If it is ball lightning, why is he standing there in the room with it?

Anthony Scalzi
August 9, 2013 8:32 pm

davidmhoffer says:
August 9, 2013 at 6:23 pm
If they don’t know what ball lightning actually is, then how do they know what they are creating in the lab is the same thing?
__
The same argument was made when researchers like Ben Franklin were trying to figure out what regular lightning was.

RoHa
August 9, 2013 8:36 pm

The Gods send ball lighting to tease us.

Patrick Kelley
August 9, 2013 8:40 pm

I saw it at SIU in 83/84. I was visiting a friend in the dorms called the Towers. A huge storm moved in so a bunch of us went to the end of the hall to watch. Three large balls moved quickly across the sky dancing with each other like braiding hair. They were traveling just under the cloud deck and would pop in and out of it. Lasted about 5 seconds. One of the coolest things I ever saw.

August 9, 2013 9:10 pm

Anthony Scalzi says:
August 9, 2013 at 8:32 pm
davidmhoffer says:
August 9, 2013 at 6:23 pm
If they don’t know what ball lightning actually is, then how do they know what they are creating in the lab is the same thing?
The same argument was made when researchers like Ben Franklin were trying to figure out what regular lightning was.
>>>>>>>>>>>>>>>>>
Ben Franklin created lightning in a lab?

Anthony Scalzi
August 9, 2013 9:36 pm

davidmhoffer says:
August 9, 2013 at 9:10 pm
Ben Franklin created lightning in a lab?
Yup, at least small versions with capacitor discharges.
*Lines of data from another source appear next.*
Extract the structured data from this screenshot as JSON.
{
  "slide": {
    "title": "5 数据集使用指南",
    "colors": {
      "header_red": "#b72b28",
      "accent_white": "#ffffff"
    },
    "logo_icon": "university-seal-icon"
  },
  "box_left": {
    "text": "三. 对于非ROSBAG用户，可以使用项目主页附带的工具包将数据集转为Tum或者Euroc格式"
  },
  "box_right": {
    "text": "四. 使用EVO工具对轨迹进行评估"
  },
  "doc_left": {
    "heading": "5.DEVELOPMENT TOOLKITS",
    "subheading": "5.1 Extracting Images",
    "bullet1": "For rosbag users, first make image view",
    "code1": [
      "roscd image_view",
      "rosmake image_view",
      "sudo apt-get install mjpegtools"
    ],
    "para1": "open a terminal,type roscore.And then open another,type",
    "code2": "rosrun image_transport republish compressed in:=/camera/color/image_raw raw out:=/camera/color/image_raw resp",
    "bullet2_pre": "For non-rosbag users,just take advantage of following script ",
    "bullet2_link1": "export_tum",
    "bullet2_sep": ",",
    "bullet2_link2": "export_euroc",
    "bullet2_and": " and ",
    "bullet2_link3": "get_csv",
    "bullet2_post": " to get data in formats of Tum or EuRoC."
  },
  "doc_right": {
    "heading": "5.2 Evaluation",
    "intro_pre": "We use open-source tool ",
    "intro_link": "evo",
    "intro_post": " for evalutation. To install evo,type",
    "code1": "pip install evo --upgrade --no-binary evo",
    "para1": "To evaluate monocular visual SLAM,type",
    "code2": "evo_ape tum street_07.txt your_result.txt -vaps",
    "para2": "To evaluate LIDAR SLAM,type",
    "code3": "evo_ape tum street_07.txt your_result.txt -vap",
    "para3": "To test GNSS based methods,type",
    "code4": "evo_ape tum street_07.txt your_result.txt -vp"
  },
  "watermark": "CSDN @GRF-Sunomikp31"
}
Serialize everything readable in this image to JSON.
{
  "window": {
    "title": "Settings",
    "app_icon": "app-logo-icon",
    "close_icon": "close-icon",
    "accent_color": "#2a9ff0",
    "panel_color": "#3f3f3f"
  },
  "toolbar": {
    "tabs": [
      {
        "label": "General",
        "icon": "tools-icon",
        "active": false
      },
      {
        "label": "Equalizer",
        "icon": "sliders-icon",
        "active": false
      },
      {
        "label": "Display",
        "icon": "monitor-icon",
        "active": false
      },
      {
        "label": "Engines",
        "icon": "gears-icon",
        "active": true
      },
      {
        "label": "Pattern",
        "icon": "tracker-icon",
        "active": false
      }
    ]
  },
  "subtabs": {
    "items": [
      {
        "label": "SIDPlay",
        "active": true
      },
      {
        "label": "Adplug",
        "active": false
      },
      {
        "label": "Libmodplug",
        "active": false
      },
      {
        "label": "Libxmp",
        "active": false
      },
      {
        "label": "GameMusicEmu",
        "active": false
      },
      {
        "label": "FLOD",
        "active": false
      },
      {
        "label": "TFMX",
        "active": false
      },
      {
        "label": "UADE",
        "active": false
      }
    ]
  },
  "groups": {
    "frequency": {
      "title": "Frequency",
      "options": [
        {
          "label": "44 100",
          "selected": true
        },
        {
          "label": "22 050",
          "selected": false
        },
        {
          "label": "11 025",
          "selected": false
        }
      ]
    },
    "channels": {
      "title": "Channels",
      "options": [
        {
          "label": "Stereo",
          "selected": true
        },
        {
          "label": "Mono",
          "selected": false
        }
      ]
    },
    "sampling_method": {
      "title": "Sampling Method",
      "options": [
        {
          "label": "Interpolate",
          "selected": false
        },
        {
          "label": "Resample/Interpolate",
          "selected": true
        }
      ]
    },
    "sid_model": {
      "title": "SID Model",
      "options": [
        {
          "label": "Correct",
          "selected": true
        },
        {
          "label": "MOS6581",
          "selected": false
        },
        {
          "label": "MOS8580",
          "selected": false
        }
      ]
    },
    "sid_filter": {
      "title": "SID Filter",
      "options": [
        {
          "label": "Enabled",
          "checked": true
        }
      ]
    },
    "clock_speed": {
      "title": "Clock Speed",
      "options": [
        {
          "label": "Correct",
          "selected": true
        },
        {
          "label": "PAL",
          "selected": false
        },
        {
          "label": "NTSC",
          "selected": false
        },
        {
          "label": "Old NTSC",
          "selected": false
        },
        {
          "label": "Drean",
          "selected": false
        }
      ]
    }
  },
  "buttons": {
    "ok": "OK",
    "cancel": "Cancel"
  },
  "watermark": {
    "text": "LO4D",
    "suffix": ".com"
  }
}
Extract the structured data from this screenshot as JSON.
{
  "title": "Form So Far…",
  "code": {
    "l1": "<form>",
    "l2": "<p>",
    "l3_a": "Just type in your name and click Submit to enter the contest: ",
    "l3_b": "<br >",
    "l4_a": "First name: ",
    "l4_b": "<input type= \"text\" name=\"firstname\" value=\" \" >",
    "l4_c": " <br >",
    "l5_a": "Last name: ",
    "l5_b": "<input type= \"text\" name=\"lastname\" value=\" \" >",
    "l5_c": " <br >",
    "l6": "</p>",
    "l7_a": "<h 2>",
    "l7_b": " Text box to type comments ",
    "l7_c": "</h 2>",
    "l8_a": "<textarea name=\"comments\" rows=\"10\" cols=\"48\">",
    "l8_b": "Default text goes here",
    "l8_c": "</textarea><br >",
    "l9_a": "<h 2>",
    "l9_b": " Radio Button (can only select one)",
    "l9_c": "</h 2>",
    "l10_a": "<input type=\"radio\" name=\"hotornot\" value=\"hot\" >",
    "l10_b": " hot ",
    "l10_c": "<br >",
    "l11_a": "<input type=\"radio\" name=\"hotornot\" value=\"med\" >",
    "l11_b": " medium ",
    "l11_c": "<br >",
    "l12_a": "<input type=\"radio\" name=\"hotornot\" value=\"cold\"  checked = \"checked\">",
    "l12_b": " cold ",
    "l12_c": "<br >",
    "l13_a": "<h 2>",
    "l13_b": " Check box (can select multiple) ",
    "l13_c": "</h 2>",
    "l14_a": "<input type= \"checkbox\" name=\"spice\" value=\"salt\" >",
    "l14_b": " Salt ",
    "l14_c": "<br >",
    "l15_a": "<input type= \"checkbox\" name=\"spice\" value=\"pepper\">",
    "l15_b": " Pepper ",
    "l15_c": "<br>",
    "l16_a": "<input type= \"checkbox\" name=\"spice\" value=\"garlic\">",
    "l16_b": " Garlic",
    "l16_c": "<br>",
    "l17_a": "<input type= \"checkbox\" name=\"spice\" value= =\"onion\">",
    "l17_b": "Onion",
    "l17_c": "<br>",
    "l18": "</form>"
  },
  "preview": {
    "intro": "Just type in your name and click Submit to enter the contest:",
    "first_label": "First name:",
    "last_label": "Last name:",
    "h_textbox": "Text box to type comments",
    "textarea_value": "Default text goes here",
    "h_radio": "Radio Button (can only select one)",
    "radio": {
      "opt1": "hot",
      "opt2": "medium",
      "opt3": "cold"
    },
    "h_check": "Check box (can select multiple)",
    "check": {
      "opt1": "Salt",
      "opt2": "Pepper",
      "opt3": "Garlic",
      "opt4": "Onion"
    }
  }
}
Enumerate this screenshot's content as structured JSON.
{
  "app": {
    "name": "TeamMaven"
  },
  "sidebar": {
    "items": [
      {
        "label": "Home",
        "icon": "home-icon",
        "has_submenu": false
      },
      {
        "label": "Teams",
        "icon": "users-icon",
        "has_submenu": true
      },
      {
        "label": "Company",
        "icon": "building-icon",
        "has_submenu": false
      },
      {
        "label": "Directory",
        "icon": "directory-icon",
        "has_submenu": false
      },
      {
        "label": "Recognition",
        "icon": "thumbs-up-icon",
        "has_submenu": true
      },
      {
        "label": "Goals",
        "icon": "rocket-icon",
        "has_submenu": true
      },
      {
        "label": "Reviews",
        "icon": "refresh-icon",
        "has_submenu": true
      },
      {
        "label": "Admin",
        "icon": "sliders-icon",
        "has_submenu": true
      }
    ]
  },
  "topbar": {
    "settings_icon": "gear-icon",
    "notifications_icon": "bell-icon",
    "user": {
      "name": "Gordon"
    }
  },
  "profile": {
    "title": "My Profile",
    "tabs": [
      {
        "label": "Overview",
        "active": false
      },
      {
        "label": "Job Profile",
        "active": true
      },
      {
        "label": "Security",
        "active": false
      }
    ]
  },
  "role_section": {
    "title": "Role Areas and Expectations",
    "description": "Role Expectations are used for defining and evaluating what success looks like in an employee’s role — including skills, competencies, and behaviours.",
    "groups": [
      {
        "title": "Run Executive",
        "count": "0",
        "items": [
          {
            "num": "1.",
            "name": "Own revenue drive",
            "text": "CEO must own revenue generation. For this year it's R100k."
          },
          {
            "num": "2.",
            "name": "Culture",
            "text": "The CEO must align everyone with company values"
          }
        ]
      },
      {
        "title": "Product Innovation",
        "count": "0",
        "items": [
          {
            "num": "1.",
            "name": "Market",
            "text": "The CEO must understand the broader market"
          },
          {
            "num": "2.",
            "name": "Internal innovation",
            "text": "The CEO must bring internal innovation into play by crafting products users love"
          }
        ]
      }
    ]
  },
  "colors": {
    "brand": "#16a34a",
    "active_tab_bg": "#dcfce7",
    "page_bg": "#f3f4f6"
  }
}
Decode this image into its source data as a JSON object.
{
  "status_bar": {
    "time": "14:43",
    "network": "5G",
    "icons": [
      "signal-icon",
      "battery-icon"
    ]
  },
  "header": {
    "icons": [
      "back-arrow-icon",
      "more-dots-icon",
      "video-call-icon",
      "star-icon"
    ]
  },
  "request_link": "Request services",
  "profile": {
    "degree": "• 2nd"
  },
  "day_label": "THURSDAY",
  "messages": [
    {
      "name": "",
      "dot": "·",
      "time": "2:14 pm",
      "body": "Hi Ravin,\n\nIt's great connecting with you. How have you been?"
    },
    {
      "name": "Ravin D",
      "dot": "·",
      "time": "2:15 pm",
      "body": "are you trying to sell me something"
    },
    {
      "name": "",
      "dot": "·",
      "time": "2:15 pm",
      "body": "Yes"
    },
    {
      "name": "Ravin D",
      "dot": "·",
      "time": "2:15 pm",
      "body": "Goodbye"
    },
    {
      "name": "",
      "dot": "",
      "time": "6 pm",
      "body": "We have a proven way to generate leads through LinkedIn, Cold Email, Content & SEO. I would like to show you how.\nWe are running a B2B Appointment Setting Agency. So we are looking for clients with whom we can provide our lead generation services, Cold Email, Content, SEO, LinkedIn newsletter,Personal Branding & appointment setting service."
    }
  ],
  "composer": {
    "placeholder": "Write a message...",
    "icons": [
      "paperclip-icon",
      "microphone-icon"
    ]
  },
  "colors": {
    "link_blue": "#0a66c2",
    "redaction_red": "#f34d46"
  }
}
He had trouble convincing people that it was the same as lightning, just at a smaller scale, hence the famous kite experiment. He capitalized on his lightning research by inventing the lightning rod.

Jean Parisot
August 9, 2013 9:57 pm

I saw what I guess was ball lightning at Eglin AFB in the late 90s — started as ribbon or wave, then rolled into (or coalesced) into a ball and zipped through a hanger bay and disappeared. I had close to million dollars of sensitive equipment in that bay and spent an entire weekend checking everything.
If I had had a few things turned on, it would made a nice little report.